I wrote many years back that, for the martial law torture victims, the “unkindest cut of all” is not in being forgotten but in being misunderstood. The other day, they suffered another legal setback, in yet another instance of foreign courts misunderstanding the role of the extraterritorial adjudication of human rights abuses.
The US court returned the case to us because it lay “within the province of Philippine national sovereignty.” Yet why did the victims turn to American courts in the first place? Because our local courts were loath to act on the victims’ desperate pleas.
In 1995, the human rights victims won $2 billion in damages in a Honolulu court. In that case, 9,500 human rights victims filed suit against the Marcos estate, citing a leading 1980 American case, Filartiga v. Peña Irala, wherein US courts were allowed to try human rights violations committed abroad even when both the torturer and the victim were foreigners (or in legalese, without any jurisdictional link to the forum). To this day, that judgment is largely unenforced.
That is why the victims recently tried to collect some $35 million held in a US bank in the name of a dummy Panamanian corporation formed by the Marcoses in 1972 (the year martial law was proclaimed). However, they were opposed by the Philippine government, which claimed the sum for itself. Our own Sandiganbayan had earlier found that the moneys were ill-gotten wealth purloined by the Marcoses, and declared them forfeited in favor of the Philippine government.

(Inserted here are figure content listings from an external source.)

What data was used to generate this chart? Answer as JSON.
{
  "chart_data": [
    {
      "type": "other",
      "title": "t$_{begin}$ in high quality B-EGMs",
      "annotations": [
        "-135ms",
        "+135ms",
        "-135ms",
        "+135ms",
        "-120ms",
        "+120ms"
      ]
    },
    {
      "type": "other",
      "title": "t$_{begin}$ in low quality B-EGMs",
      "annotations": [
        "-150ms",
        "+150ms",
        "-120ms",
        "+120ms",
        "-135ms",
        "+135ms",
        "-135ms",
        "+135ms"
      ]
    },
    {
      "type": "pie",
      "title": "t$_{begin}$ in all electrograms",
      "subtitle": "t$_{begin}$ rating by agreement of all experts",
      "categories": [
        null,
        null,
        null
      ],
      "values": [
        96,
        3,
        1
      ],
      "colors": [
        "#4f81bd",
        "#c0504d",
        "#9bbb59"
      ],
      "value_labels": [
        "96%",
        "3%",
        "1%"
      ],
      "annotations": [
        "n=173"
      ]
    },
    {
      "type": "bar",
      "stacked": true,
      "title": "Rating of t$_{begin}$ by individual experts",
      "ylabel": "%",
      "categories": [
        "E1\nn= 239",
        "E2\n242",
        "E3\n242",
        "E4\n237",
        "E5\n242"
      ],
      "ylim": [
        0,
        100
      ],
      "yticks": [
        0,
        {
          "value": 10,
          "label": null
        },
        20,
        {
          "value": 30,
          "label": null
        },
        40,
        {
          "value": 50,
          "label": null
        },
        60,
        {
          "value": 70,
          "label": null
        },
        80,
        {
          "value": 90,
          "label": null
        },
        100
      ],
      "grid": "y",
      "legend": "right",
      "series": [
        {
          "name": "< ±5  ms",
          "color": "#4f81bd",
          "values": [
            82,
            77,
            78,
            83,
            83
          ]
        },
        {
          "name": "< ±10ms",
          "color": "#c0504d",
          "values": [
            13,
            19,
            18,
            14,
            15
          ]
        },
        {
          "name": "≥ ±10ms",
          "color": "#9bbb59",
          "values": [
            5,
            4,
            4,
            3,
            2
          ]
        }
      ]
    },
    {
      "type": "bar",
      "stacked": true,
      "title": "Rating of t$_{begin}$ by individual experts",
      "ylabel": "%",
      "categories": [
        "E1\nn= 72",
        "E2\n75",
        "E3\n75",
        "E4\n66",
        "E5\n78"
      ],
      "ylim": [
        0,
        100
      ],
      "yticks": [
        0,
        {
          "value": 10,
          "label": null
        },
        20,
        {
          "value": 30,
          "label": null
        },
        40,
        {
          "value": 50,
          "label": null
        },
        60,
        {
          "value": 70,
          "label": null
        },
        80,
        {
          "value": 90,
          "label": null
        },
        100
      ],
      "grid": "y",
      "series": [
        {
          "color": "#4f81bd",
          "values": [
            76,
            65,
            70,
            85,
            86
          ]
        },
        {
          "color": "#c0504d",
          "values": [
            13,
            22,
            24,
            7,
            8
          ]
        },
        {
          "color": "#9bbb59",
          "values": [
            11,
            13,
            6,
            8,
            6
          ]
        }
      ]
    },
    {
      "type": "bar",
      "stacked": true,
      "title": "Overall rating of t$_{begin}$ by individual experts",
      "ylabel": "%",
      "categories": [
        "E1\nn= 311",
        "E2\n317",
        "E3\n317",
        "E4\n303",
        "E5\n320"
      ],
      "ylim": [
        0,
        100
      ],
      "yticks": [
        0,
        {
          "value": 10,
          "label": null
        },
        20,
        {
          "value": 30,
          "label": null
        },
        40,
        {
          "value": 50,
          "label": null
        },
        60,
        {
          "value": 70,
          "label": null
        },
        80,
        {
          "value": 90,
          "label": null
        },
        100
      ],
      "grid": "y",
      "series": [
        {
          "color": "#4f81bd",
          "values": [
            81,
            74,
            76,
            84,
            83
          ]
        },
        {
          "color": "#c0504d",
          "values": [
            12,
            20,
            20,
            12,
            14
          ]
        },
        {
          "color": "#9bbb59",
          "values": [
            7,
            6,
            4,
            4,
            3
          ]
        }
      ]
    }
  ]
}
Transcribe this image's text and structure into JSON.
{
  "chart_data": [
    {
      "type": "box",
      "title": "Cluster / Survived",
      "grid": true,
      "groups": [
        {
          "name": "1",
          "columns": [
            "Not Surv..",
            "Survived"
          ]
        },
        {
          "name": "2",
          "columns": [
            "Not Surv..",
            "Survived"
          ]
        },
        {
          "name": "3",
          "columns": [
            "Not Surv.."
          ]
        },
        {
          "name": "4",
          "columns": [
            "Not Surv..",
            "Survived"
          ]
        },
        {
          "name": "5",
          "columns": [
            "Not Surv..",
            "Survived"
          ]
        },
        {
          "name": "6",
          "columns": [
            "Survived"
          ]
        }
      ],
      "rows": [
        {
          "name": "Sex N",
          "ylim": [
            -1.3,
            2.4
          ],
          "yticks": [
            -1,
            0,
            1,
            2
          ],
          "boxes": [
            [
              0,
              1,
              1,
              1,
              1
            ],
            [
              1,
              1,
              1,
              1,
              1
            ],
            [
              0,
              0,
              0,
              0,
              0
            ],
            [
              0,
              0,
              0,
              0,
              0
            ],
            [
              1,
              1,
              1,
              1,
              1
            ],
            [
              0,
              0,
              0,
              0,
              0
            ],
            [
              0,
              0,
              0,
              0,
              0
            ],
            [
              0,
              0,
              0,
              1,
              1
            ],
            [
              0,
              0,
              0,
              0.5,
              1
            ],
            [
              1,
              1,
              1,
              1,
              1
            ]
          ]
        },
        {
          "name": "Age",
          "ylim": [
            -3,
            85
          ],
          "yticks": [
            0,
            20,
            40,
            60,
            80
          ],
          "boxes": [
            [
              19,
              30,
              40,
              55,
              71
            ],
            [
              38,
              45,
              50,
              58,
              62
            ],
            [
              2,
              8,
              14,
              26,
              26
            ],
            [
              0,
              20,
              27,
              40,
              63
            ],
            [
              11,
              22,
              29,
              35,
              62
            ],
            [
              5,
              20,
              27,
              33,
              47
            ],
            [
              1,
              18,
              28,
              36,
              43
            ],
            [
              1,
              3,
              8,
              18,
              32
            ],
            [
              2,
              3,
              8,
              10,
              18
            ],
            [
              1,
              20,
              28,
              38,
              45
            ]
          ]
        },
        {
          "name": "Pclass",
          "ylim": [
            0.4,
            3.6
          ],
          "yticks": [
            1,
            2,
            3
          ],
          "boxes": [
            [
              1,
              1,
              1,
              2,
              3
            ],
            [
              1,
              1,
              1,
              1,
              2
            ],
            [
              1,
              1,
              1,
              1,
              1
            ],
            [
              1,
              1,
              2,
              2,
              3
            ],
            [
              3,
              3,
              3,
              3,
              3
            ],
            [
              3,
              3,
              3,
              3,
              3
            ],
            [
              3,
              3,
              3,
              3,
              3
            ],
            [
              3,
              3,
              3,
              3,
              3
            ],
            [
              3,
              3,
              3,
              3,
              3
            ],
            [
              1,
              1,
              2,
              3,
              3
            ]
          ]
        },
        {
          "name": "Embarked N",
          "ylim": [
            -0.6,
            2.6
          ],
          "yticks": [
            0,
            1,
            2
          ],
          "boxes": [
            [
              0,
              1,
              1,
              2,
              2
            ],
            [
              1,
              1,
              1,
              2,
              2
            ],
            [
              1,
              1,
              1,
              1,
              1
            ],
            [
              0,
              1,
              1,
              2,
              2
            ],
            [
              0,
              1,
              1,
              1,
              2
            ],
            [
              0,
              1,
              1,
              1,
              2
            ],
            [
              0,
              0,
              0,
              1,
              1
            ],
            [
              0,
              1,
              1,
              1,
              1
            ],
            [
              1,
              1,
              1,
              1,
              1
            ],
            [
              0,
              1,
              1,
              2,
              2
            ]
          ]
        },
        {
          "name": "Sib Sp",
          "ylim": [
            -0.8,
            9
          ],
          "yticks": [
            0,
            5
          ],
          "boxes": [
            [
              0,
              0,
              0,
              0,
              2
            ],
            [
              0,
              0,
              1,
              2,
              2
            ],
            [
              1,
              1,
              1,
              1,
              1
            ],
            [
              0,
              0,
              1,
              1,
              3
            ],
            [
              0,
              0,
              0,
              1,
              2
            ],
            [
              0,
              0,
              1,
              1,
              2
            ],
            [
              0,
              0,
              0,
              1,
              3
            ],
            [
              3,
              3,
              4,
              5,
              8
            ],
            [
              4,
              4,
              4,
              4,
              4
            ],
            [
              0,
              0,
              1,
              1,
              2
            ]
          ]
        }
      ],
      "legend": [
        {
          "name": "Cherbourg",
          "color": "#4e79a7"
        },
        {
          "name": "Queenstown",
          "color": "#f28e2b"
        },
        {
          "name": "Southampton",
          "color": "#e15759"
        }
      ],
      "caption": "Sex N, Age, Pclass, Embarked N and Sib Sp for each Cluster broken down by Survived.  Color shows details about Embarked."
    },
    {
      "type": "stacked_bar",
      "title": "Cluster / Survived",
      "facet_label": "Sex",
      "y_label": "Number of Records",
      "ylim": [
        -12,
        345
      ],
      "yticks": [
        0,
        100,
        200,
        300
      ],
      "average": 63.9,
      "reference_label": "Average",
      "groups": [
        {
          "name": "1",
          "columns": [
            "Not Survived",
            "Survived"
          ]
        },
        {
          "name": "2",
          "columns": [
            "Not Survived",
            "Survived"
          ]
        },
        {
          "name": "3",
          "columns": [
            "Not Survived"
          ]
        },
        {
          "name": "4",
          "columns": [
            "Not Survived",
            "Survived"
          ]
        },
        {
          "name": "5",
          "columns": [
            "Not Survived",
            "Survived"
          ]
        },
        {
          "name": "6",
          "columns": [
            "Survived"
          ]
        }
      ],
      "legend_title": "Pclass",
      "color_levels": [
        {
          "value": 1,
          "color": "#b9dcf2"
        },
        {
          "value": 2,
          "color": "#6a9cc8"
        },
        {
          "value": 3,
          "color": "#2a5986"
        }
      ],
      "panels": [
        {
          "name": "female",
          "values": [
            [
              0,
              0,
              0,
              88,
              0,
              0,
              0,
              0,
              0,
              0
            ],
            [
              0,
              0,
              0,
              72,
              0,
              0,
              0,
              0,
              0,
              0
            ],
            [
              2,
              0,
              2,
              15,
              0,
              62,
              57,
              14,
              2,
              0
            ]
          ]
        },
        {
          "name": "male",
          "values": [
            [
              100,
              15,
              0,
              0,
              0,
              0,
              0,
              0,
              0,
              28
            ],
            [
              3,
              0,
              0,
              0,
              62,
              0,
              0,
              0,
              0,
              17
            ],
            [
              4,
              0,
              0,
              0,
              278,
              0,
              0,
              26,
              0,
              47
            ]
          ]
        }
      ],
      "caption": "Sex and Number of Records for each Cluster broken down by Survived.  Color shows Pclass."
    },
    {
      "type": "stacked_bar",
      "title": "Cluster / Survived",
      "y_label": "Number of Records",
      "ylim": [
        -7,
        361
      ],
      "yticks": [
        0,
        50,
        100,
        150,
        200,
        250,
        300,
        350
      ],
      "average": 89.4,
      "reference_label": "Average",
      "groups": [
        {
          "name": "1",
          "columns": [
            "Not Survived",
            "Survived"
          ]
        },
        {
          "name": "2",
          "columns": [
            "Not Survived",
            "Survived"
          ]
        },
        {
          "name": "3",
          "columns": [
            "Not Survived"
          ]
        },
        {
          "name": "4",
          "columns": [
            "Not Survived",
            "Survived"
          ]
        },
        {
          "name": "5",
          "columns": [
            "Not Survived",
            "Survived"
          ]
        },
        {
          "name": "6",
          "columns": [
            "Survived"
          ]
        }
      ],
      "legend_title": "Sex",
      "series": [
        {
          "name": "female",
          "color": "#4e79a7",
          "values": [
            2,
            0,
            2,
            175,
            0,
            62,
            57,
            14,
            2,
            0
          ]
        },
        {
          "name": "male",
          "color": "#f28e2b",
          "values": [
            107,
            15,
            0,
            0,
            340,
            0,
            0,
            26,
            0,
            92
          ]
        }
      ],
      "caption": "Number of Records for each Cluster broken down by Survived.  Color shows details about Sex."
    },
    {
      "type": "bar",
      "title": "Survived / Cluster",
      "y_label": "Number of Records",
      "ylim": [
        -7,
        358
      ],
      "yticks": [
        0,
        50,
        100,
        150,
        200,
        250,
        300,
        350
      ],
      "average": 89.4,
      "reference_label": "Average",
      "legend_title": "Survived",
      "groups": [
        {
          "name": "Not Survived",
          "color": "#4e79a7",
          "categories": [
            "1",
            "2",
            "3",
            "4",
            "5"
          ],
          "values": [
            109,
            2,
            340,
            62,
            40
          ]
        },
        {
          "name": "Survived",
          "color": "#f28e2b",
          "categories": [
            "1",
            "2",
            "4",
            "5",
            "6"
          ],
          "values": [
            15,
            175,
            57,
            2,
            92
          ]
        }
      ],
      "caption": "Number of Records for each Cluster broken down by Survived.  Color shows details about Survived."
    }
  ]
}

The Philippine Supreme Court has also declared that all the ill-gotten wealth “supposedly originated from the government itself [and to] all intents and purposes belong to the people [and] must be returned to the public treasury.” Thus we encounter the first irony: The human rights victims are pitted against the Filipino people and the government that represents them.
The second irony is that these funds, once recovered, are earmarked for agrarian reform. This will pit the human rights victims against the Filipino peasantry. Each group holds a powerful claim to justice: the peasants to the land they till, the torture victims to the monetary compensation for their suffering. Yet this tug-of-war is by no means inevitable or necessary. Indeed, the two groups should be natural allies because the activists are fighting anyway for peasants’ rights, among their many causes. What sets them against one another? It is actually Philippine law that forces them to claim against the same pot of money. In other words, we could have structured it differently so that it’s not a zero-sum game.
This was not the only time that the victims’ pleas were frustrated by the Philippine government. When the victims tried for “recognition and enforcement of foreign judgment” and tried to enforce the Honolulu award in a Philippine court, our local courts mechanically and unsympathetically levied a stiff filing fee; after all, the filing fee is computed on the basis of the award sought to be enforced, in this case, $2 billion. The martial law victims had to go all the way to the United Nations Human Rights Committee, which sustained the victims and held that the local courts had thereby denied them an effective remedy under Philippine law.
The third irony is that, the last time some $384 million was transferred by the Swiss to the Philippine government, it ended up being used in the 2004 “fertilizer fund scam” to fund the presidential campaign of Gloria Macapagal-Arroyo. The foreign court thought it was doing the right thing giving back the money to the Philippine government.
It is significant that today, the leader of the human rights claimants is no less than the chair of the Commission on Human Rights, Loretta Ann Rosales. She said: “I feel rather sad that a historical judgment won for victims of martial law … should be resisted by purely legal arguments, blind to the spirit of the historical judgment: Compensate those who fought for the freedom we enjoy today.”
The final irony for “those who fought for the freedom we enjoy today” is that it is that freedom that has allowed our courts to look the other way. Not a single Philippine court has ever dared hold Ferdinand Marcos liable for the disappearances, torture and arrests under his regime. This has forced his victims to turn to American courts for justice. It has taken a Honolulu court to render them the justice that Philippine courts have failed to give. And now our courts, called upon merely to enforce a judgment that foreign courts have done them the favor of making, have faltered and balked.
More than a quarter-century after the restoration of democracy, it is time for a political solution in the form of a compensation bill passed by Congress. Some have raised the issue of how to rectify injustices suffered in the distant past. Remember that victims of the wartime internment of Japanese-Americans in World War II were compensated only under President Bill Clinton, a good 50 years later. The passage of time should not be a problem.
Another “distant past” issue arises when the actual human rights victim has died and the claimant is usually another family member. To start with, a good number of the actual sufferers are still alive and indeed are precisely in the twilight of their years when they direly need the award. But even otherwise, the typical children of the human rights victims rightly deserve to partake of the award since they, too, have suffered a part of the ordeal that their parents endured.
The recent setback before US courts must prod our Congress to finally pass the compensation bill to bring closure to this dark chapter in our nation’s story.